“Questa sera Claude è morto. L’amavo. La mia vita si ferma e comincia nello stesso tempo. Per evitare di nominare l’evento dico prima e adesso… Prima, come se si trattasse di un paese, vasto territorio lussureggiante, il mio continente. Prima, ovvio, era bianco, luminoso, leggero, evidente. Prima, era liscio, a volte eccitante, eravamo immortali e cinici. Eravamo vivi. La morte degli altri non ci turbava, usavamo verbi come «crepare», eravamo eroi. Eravamo spirituali e nervosi. Guardavamo ai dettagli, eravamo spesso insoddisfatti, impazienti. Pretendevamo che la vita fosse perfetta. Avevamo i nostri criteri, in tutta innocenza. Mettevamo in scena la nostra ordinaria arroganza. Organizzavamo i nostri drammi quotidiani, rimproveravamo l’altro se non aveva comprato il pane. Era prima, era altrove. Eravamo noi. (…) Rassegnazione impossibile. Sentirsi soffocare, il nodo che si stringe, la cravatta che non ha mai portato, l’adolescenza che non finisce più. Un classico. Allora ci si avvicina al bordo, per valutare la densità del vuoto, con la paura di cadere, di gettare davvero la spugna. Allora ci si raggomitola per dimenticare l’abisso, con la testa sprofondata nel cuscino, gli occhi chiusi, i tappi nelle orecchie. Non si sopportano più i rumori del mondo, gli schiocchi, gli scricchiolii, i sospiri. E malgrado tutto, nessun lamento, mai, salvo in casi estremi, quando non si riesce più a guidare, a mangiare, a lavorare. Allora si è costretti ad attirare l’attenzione. Ma se ne farebbe volentieri a meno, si cerca di sfuggire agli sguardi degli altri. Quando è possibile, si simula, si dissimula, si schiva, ci si confonde con la tappezzeria, si scompare”.
Brigitte Giraud (vi ho già consigliato il suo L’amore è sopravvalutato, sempre edito in Italia da Guanda) con questo breve ma lunghissimo scritto autobiografico – sono poco meno di 90 pagine – ci mette a conoscenza del suo lutto, del suo essere passata nel lasso di un momento, da 20 anni di relazione e matrimonio a uno stato di vedovanza. Claude, poco più che quarantenne, cade dalla moto del fratello di Brigitte. Una operazione chirurgica alla spalla che sembra riuscita. L’avvento della morte per complicanze, “Sento una sfilza di parole come emorragia, arresto cardiaco, collasso del lato destro. Sento collasso. Sento rianimazione. Sento una tempesta di grandine, un’irruzione”.

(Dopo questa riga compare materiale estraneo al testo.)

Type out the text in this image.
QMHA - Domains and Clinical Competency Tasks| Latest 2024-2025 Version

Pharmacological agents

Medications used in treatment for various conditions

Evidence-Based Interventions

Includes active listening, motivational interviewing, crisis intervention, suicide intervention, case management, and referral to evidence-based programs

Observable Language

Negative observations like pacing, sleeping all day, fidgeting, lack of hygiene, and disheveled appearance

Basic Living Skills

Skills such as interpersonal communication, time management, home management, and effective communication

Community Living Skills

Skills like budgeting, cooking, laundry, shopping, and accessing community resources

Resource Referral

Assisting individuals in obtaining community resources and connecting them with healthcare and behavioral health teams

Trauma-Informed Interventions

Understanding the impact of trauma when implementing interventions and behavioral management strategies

Le parole che Brigitte usa per narrare a noi e forse a se stessa i giorni che vanno dal momento dell’incidente alla tumulazione della salma sono lucide, dirette, senza poesia. La poesia può riempire lo spazio lasciato vuoto da un amore perduto, da un desiderio irrealizzabile, non può salvarci nell’immediato stupore del passaggio dalla vita a qualcosa che non conosciamo. C’è il corpo da vestire, c’è il bambino da andare a riprendere a scuola che va messo a conoscenza della perdita del padre, ci sono gli amici da avvisare, gli abbracci consolatori da razionalizzare nell’economia di giorni concitati, un trasloco che era stato iniziato e che va terminato, la notizia di una accelerata anomala che fa pensare ad un incidente meno accidentale. C’è l’amore che hai dentro, che ti perimetra il cuore, che è area densa, e che devi capire come fare ad abitare, dove cercare in quel corpo immobile quello al quale ti sei stretta, unita.
“Cosa me ne faccio di tutto il mio amore per lui? Che cosa? Gli trovo posto su uno scaffale della libreria?”